A l’image du scénario qui change notre point de vue selon le narrateur, la mise en scène recadre en permanence les évènements pour montrer comment ils sont perçus par les différents protagonistes. Scott et son directeur de la photographie Dariusz Wolski (Dark City, Pirates des Caraïbes, Prometheus) changent les angles de vue d’une même séquence à chaque chapitre pour refléter la perspective du narrateur. Ainsi dans les scènes de bataille De Carrouges est d’abord filmé au ralenti en contre-plongée accentuant son coté héroïque mais quand Le Gris raconte la même histoire, Scott recule la caméra pour le faire apparaitre presque insignifiant dans une mer de combattants. De la même façon les mouvements et le positionnement des acteurs dans les scènes dramatiques révèlent des éléments inédits à chaque répétition même si Wolski semble plus à l’aise dans les moments épiques où il peut apporter une véritable identité visuelle. Les comédiens doivent non seulement composer leurs personnages tel qu’ils se voient, mais aussi dans deux versions différentes tel qu’ils existent dans l’esprit des autres protagonistes. Le personnage de Matt Damon est celui qui subit les transformations les plus notables à chaque épisode, pourtant l’acteur trouve néanmoins une cohérence à travers toutes ses itérations du guerrier fier et sur de lui qu’il imagine être, à l’imbécile pathétique et risible du récit de Le Gris au mari plein de ressentiment et jaloux aux yeux de Marguerite. Driver incarne le personnage qui varie finalement le moins au gré des versions, un colosse cérébral, satisfait de lui-même et conscient des ses atouts persuadé d’avoir gagné le droit de revendiquer Marguerite comme légitimement sienne par les mérites de sa propre supériorité. Affleck livre la composition la plus divertissante, teint en blond il va puiser dans son personnage de playboy débauché qui faisait la une des tabloïds dans les années 2000 pour composer un noble libertin , cruel et joyeusement amoral. Le film repose sur la capacité de Comer à injecter de l’humanité dans le personnage de Marguerite avec les expressions les plus subtiles, révélant lentement la douleur, les frustrations mais aussi la joie de vivre de la jeune mariée avant que sa version de l’histoire ne soit racontée.

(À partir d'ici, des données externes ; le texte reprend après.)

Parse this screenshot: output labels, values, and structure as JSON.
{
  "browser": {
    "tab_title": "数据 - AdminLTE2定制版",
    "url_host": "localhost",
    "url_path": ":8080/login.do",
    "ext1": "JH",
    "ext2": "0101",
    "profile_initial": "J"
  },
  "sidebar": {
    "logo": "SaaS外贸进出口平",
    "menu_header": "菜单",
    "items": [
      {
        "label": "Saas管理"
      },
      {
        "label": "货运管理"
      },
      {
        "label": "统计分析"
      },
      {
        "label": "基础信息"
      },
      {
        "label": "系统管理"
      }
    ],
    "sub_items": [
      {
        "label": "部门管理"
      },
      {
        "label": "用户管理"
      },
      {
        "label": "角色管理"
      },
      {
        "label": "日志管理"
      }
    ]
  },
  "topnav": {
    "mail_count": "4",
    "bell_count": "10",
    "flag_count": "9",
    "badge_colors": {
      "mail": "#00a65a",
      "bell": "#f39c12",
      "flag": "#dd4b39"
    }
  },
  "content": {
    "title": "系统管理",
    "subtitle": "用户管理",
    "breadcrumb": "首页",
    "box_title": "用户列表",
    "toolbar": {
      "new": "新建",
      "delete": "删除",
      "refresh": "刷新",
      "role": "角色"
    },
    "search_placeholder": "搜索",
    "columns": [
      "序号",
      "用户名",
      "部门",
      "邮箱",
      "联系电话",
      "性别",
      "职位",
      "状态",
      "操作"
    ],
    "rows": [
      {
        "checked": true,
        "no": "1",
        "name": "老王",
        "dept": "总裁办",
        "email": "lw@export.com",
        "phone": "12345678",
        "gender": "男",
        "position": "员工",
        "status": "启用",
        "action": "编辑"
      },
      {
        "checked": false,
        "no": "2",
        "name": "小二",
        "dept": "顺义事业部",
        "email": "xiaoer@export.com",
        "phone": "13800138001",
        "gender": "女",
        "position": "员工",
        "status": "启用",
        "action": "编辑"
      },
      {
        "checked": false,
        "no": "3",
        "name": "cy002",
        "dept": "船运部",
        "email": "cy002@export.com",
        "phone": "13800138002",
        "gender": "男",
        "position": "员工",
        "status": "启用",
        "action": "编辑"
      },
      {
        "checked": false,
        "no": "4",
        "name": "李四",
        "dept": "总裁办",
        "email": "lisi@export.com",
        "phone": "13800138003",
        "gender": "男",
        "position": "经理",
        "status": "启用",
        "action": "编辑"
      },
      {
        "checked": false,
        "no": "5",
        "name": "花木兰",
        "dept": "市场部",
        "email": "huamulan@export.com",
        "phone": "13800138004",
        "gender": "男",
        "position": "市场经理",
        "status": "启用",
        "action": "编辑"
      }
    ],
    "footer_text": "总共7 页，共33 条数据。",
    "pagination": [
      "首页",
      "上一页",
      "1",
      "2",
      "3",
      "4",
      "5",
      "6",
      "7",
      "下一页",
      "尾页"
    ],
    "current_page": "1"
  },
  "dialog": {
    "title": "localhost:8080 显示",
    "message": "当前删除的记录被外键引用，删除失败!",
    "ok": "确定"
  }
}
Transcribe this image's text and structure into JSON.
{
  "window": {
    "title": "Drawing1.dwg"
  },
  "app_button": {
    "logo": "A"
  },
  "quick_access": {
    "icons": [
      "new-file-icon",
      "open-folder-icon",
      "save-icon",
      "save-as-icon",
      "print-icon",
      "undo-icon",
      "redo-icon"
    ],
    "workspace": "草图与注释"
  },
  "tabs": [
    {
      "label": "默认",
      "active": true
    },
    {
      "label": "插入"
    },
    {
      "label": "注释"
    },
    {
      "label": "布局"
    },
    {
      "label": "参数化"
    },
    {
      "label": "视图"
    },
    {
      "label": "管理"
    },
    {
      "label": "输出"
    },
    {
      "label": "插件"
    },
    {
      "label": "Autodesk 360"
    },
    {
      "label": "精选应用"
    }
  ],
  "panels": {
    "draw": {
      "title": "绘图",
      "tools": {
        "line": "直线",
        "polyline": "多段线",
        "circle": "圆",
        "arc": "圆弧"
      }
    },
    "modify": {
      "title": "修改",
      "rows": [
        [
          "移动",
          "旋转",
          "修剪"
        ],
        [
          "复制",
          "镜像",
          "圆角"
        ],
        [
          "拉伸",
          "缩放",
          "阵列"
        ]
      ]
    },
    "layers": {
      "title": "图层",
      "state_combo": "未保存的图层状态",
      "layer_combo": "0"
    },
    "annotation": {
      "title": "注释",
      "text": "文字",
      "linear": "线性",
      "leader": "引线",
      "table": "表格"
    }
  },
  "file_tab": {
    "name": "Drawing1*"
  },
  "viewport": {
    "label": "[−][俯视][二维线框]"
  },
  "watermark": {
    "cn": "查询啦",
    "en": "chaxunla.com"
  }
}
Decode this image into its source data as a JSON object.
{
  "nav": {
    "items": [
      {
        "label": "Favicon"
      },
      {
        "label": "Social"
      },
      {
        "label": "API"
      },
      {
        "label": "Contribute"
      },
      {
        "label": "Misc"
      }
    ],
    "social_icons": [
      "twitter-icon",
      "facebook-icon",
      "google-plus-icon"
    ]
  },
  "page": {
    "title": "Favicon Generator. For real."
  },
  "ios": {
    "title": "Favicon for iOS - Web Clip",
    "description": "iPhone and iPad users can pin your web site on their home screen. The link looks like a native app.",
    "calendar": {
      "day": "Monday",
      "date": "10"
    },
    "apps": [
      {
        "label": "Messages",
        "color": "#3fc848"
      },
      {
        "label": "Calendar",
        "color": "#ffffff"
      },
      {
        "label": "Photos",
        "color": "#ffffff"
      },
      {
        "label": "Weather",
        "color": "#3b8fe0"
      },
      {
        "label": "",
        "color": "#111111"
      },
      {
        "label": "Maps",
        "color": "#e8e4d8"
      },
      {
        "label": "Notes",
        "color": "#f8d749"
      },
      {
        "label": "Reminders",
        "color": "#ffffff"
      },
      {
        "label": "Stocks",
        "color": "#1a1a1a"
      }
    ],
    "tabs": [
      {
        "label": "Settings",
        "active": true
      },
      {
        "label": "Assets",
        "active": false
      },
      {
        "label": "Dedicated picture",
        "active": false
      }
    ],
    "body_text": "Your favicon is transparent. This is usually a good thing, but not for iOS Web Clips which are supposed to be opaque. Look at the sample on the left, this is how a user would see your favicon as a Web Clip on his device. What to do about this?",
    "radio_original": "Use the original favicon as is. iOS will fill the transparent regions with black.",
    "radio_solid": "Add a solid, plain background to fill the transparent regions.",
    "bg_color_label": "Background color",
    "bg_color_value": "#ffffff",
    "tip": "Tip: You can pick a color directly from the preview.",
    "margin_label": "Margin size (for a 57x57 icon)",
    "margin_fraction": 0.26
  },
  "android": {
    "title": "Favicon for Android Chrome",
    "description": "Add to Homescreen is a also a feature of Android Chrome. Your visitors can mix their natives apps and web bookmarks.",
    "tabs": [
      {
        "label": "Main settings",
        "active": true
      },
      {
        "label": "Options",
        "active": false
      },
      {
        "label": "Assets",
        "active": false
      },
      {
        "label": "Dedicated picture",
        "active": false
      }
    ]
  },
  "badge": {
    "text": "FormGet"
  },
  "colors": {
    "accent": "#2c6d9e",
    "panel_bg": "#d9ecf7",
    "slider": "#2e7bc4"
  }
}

Mais on attend évidemment l’auteur de Gladiator sur les scènes de bataille et le duel qui donne son titre au film. Après un premier aperçu dans la scène d’ouverture il nous faut attendre jusqu’au vingt dernières minutes pour les scènes de combat à l’épée les plus brutales depuis des décennies, Le dernier duel prouve que personne n’égale encore Sir Ridley Scott, 83 ans au compteur, dans le domaine de l’action médiévale. Il établit une nouvelle norme visuelle pour les combats à l’épée au sol de la même manière que pour la guerre moderne dans Black Hawk Down. Ici pas de combat à la chorégraphie millimétrée comme dans Le Seigneur des Anneaux, ou d’excès de gore à la Game of Thrones, mais un lent combat à mort épuisant et brutal, où chaque coup d’estoc et de taille a un impact visuel, auditif et émotionnel et où le spectateur n’est jamais perdu dans la chorégraphie de l’action. Parce que le spectateur attend évidemment le fameux duel et qu’il est construit sur la répétition des mêmes évènements vus de la perspective des protagonistes, Le Dernier Duel peut parfois sembler un peu long et en dépit de son parti-pris féministe reste une affaire d’hommes. Mais ne boudons pas notre plaisir avec ce récit à la Rashomon au scénario nuancé et complexe, Ridley Scott offre un thriller médiéval post #MeToo parfois un peu long mais marqué par d’excellentes performances de son quatuor de stars, la qualité de sa reconstitution et la puissance de sa mise en scène.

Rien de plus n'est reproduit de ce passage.